Selebgram WNI Ditangkap dan Dipenjara 7 Tahun oleh Junta Militer Myanmar, Begini Kasusnya
KBRI Yangon telah melaksanakan sejumlah tindakan perlindungan, seperti mengirim nota diplomatik dan mendampingi secara langsung saat pemeriksaan.
Kementerian Luar Negeri Republik Indonesia bersama dengan Kedutaan Besar Republik Indonesia di Yangon sedang menangani kasus seorang WNI berinisial AP yang ditangkap oleh otoritas Myanmar pada 20 Desember 2024. AP dituduh telah memasuki wilayah Myanmar secara ilegal dan melakukan pertemuan dengan kelompok bersenjata yang dianggap sebagai organisasi terlarang oleh pemerintah setempat.

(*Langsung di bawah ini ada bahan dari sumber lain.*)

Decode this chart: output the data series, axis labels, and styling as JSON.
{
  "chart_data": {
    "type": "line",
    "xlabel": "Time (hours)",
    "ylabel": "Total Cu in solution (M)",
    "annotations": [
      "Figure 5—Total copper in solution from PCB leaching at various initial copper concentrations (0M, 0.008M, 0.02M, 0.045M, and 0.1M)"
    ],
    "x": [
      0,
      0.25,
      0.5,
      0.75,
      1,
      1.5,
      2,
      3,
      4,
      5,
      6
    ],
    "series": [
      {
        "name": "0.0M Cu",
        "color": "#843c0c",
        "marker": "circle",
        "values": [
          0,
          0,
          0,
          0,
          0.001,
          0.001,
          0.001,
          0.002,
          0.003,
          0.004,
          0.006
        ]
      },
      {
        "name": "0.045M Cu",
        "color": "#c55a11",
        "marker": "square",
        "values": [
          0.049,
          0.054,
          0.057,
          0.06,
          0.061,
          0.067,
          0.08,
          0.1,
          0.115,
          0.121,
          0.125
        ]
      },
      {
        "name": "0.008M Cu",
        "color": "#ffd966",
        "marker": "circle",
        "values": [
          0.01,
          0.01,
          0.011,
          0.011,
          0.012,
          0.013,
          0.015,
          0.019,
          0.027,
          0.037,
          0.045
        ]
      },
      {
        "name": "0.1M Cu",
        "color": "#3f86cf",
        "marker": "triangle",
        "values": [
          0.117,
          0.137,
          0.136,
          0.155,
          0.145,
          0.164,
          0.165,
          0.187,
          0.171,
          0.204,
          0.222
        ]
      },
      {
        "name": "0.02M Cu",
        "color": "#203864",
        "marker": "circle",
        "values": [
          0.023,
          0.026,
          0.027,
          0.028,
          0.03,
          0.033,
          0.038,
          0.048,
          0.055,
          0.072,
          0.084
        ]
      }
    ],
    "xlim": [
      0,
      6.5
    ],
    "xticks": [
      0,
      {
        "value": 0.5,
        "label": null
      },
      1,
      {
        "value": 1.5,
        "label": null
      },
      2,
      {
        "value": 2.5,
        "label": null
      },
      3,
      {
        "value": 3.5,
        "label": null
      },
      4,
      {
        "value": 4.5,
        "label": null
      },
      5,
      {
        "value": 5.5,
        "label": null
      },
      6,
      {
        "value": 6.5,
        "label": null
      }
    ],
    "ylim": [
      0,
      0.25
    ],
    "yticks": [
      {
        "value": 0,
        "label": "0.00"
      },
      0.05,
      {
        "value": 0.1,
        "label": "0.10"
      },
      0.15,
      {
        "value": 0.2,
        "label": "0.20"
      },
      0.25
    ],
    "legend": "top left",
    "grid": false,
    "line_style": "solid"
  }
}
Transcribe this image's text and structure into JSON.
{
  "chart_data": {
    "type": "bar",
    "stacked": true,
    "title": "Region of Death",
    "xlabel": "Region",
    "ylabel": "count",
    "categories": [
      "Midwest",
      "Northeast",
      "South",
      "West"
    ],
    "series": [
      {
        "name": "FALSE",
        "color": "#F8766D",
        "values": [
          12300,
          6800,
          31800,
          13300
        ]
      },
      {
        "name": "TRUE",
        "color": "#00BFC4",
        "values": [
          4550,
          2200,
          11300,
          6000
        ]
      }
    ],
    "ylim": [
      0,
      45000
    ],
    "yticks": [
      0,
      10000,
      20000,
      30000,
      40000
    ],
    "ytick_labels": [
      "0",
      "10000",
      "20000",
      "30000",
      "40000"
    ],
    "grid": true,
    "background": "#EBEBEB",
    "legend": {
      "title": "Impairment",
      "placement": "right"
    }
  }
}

AP menghadapi dakwaan pelanggaran Undang-Undang Anti-Terorisme, Undang-Undang Keimigrasian 1947, serta Section 17(2) Unlawful Associations Act. Hal ini disampaikan dalam keterangan resmi Kemlu RI pada hari Selasa, 1 Juli 2025. Sejak awal penangkapannya, KBRI Yangon telah melakukan berbagai langkah perlindungan, seperti mengirimkan nota diplomatik, memberikan akses konsuler, serta melakukan pendampingan langsung selama pemeriksaan.
Dipenjara di Yangon
Selain itu, KBRI juga memastikan adanya pembelaan dari pengacara dan memfasilitasi komunikasi antara AP dan keluarganya. Setelah menjalani proses peradilan, AP dijatuhi hukuman tujuh tahun penjara. Saat ini, AP sedang menjalani masa hukuman di Penjara Insein, Yangon, Myanmar.

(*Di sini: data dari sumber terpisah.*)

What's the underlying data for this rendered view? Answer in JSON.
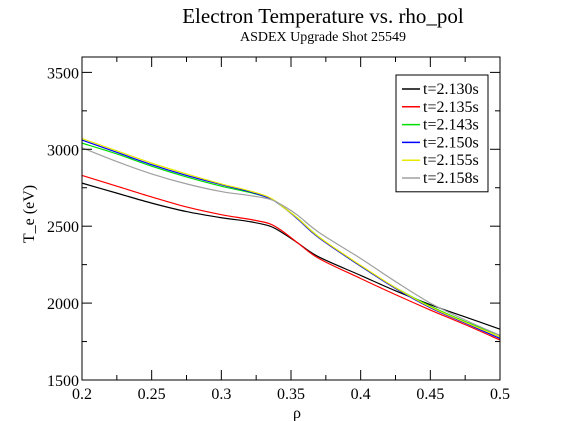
{
  "chart_data": {
    "type": "line",
    "title": "Electron Temperature vs. rho_pol",
    "subtitle": "ASDEX Upgrade Shot 25549",
    "xlabel": "ρ",
    "ylabel": "T_e (eV)",
    "xlim": [
      0.2,
      0.5
    ],
    "ylim": [
      1500,
      3600
    ],
    "xticks": [
      0.2,
      0.25,
      0.3,
      0.35,
      0.4,
      0.45,
      0.5
    ],
    "xtick_labels": [
      "0.2",
      "0.25",
      "0.3",
      "0.35",
      "0.4",
      "0.45",
      "0.5"
    ],
    "yticks": [
      1500,
      2000,
      2500,
      3000,
      3500
    ],
    "ytick_labels": [
      "1500",
      "2000",
      "2500",
      "3000",
      "3500"
    ],
    "grid": false,
    "legend_position": "top-right",
    "x": [
      0.2,
      0.225,
      0.25,
      0.275,
      0.3,
      0.32,
      0.335,
      0.345,
      0.355,
      0.37,
      0.4,
      0.425,
      0.45,
      0.475,
      0.5
    ],
    "series": [
      {
        "name": "t=2.130s",
        "color": "#000000",
        "values": [
          2780,
          2715,
          2650,
          2595,
          2555,
          2530,
          2500,
          2450,
          2390,
          2300,
          2180,
          2080,
          1990,
          1910,
          1830
        ]
      },
      {
        "name": "t=2.135s",
        "color": "#ff0000",
        "values": [
          2830,
          2760,
          2690,
          2625,
          2575,
          2545,
          2515,
          2460,
          2390,
          2290,
          2160,
          2055,
          1955,
          1860,
          1760
        ]
      },
      {
        "name": "t=2.143s",
        "color": "#00dd00",
        "values": [
          3040,
          2970,
          2890,
          2820,
          2760,
          2720,
          2680,
          2620,
          2550,
          2430,
          2240,
          2100,
          1980,
          1880,
          1790
        ]
      },
      {
        "name": "t=2.150s",
        "color": "#0000ff",
        "values": [
          3060,
          2980,
          2900,
          2830,
          2770,
          2725,
          2680,
          2620,
          2545,
          2425,
          2240,
          2095,
          1970,
          1870,
          1770
        ]
      },
      {
        "name": "t=2.155s",
        "color": "#e8e800",
        "values": [
          3070,
          2990,
          2910,
          2840,
          2775,
          2730,
          2685,
          2620,
          2550,
          2430,
          2245,
          2100,
          1975,
          1875,
          1780
        ]
      },
      {
        "name": "t=2.158s",
        "color": "#a0a0a0",
        "values": [
          3010,
          2920,
          2840,
          2775,
          2725,
          2700,
          2675,
          2630,
          2570,
          2460,
          2290,
          2140,
          2000,
          1890,
          1790
        ]
      }
    ]
  }
}
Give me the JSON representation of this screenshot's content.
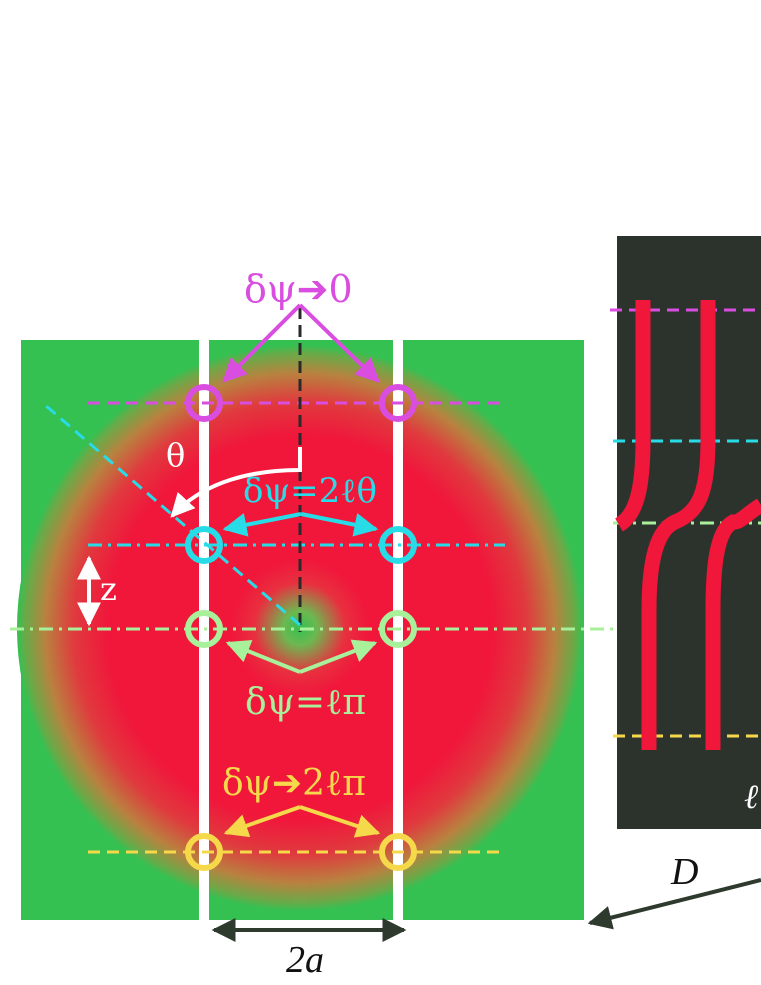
{
  "labels": {
    "magenta": "δψ➔0",
    "theta": "θ",
    "cyan": "δψ=2ℓθ",
    "z": "z",
    "green": "δψ=ℓπ",
    "yellow": "δψ➔2ℓπ",
    "width": "2a",
    "distance": "D",
    "ell": "ℓ"
  },
  "colors": {
    "background_green": "#35c052",
    "beam_red": "#f0173b",
    "slit_white": "#ffffff",
    "magenta": "#d94ee0",
    "cyan": "#27dce6",
    "light_green": "#a8f09a",
    "yellow": "#f6d84b",
    "screen_dark": "#2c332d",
    "fringe_red": "#f0173b",
    "arrow_dark": "#2f3a2f"
  }
}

Setelah vonis tersebut memiliki kekuatan hukum tetap (inkracht), upaya non-litigasi juga dilakukan oleh Kemlu dan KBRI Yangon dengan memfasilitasi permohonan pengampunan dari keluarga. Kemlu dan KBRI Yangon berkomitmen untuk terus memantau kondisi AP selama menjalani hukuman penjara yang dijatuhkan kepadanya.